The human stomach is a very acidic place in the body, but H. pylori are clever bacteria. In order to survive the adverse conditions of the stomach, H. pylori emit an enzyme better known as urease. Urease converts the chemical urea to ammonia; this neutralizes the acidity of the stomach. The bacterium is then able to survive in this environment. H. pylori also demonstrates a helical shape (Helico=helical!), which allows it to bury into a less acidic mucus layer of the stomach. Our immune cells do recognize this foreigner, but since it is in the stomach, they are unable to reach it.

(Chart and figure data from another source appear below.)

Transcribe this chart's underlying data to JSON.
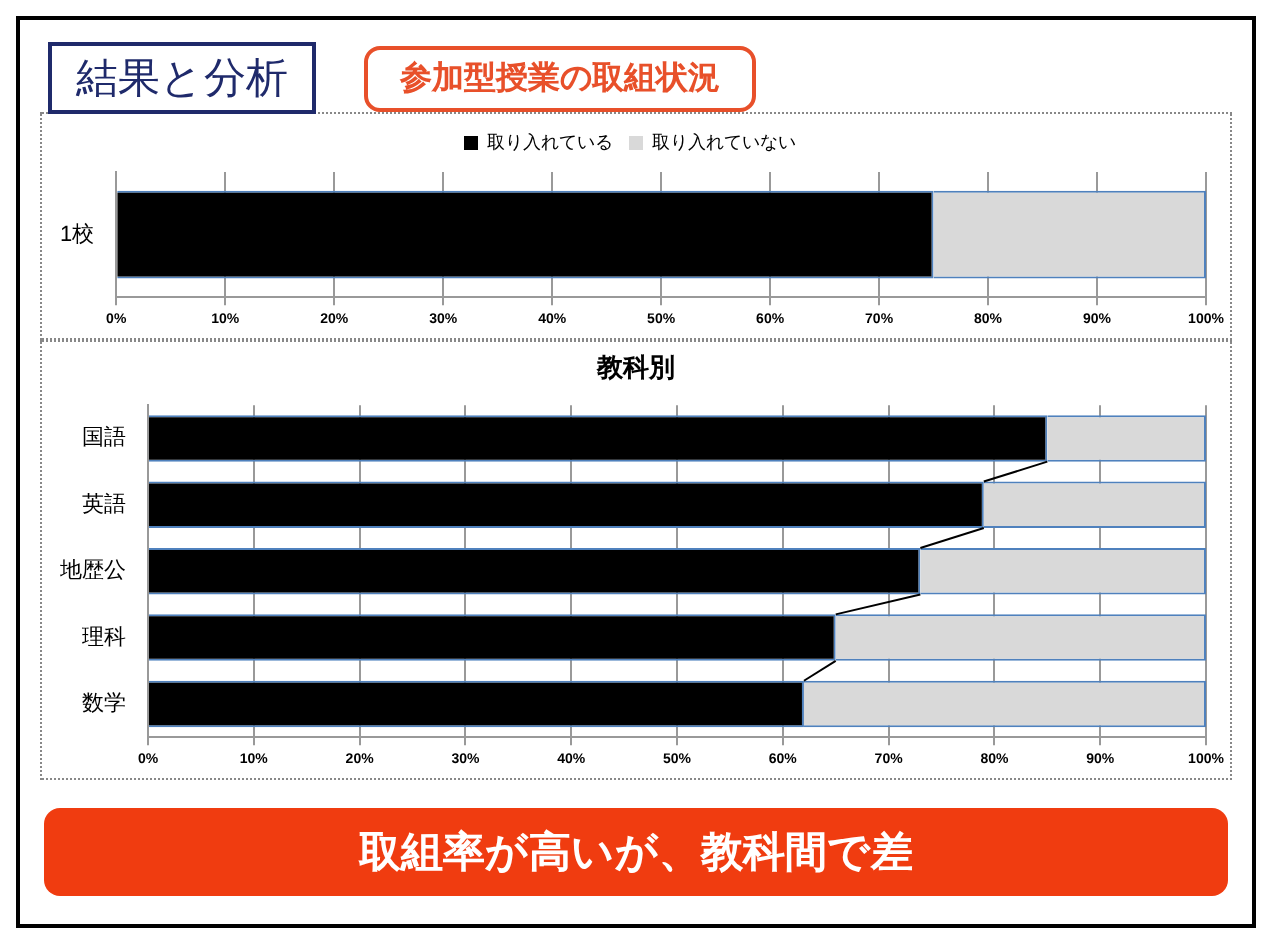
{
  "chart_data": [
    {
      "type": "bar",
      "title": "結果と分析",
      "subtitle": "参加型授業の取組状況",
      "orientation": "horizontal",
      "stacked": true,
      "categories": [
        "1校"
      ],
      "series": [
        {
          "name": "取り入れている",
          "color": "#000000",
          "values": [
            75
          ]
        },
        {
          "name": "取り入れていない",
          "color": "#d9d9d9",
          "values": [
            25
          ]
        }
      ],
      "xlim": [
        0,
        100
      ],
      "xticks": [
        {
          "value": 0,
          "label": "0%"
        },
        {
          "value": 10,
          "label": "10%"
        },
        {
          "value": 20,
          "label": "20%"
        },
        {
          "value": 30,
          "label": "30%"
        },
        {
          "value": 40,
          "label": "40%"
        },
        {
          "value": 50,
          "label": "50%"
        },
        {
          "value": 60,
          "label": "60%"
        },
        {
          "value": 70,
          "label": "70%"
        },
        {
          "value": 80,
          "label": "80%"
        },
        {
          "value": 90,
          "label": "90%"
        },
        {
          "value": 100,
          "label": "100%"
        }
      ],
      "grid": "x",
      "legend": "top"
    },
    {
      "type": "bar",
      "title": "教科別",
      "orientation": "horizontal",
      "stacked": true,
      "categories": [
        "国語",
        "英語",
        "地歴公",
        "理科",
        "数学"
      ],
      "series": [
        {
          "color": "#000000",
          "values": [
            85,
            79,
            73,
            65,
            62
          ]
        },
        {
          "color": "#d9d9d9",
          "values": [
            15,
            21,
            27,
            35,
            38
          ]
        }
      ],
      "xlim": [
        0,
        100
      ],
      "xticks": [
        {
          "value": 0,
          "label": "0%"
        },
        {
          "value": 10,
          "label": "10%"
        },
        {
          "value": 20,
          "label": "20%"
        },
        {
          "value": 30,
          "label": "30%"
        },
        {
          "value": 40,
          "label": "40%"
        },
        {
          "value": 50,
          "label": "50%"
        },
        {
          "value": 60,
          "label": "60%"
        },
        {
          "value": 70,
          "label": "70%"
        },
        {
          "value": 80,
          "label": "80%"
        },
        {
          "value": 90,
          "label": "90%"
        },
        {
          "value": 100,
          "label": "100%"
        }
      ],
      "grid": "x",
      "annotations": [
        "取組率が高いが、教科間で差"
      ]
    }
  ]
}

Healthy bodies produce an antimicrobial component in the stomach lining called ‘human beta defensin 1’; these guys assist in preventing bacterial infection. When 54 stomach tissue biopsies were taken from at the Queens Medicle Centre in Nottingham, it was found that diseased patients with H. pylori had TEN times less ‘human beta defensin 1’ than healthy patients! The patients with the highest amount of bacteria in their stomach lining also demonstrated a low amount of the ‘human beta defensin 1.’ So what does this mean? It is obvious that H. pylori must repress the making of our bacteria-fighting soldiers.
In a unique process, H. pylori creates cagT4SS; this is a molecular ‘syringe’ in which bacterial products are instilled into the stomach lining cells. After this injection, chemical pathways are activated to decrease ‘human beta defensin 1’ creation. Oh- it gets better. As if that wasn’t good enough for the bacteria, they found that the same activated pathways are involved in the stimulation of an inflammatory response. What this entails is that while bacterial strains are flourishing under favorable conditions and diseasing us, they are also causing us tissue damage.
According to the article, more than half the of world’s population contain H. pylori. It is quite troubling to think that probably someone in my immediate or extended family has this bacteria hanging around in the mucosal lining of their stomach. Heck- it might even be me! Fortunately, for most people, the infection is asymptomatic. This means that there are carriers of the disease, but these people are not experiencing the symptoms or implications. Phew! However, 1-2 percent of the infected will develop gastric cancer. When gastric cancer becomes apparent to the patient, it is often too late and the cancer is too far developed. Because of this, survival rates are seemingly very low.
I definitely enjoyed reading about this and talking about it. As a future nurse, this makes me much more appreciative of these microscopic organisms and their enormous effect on patients.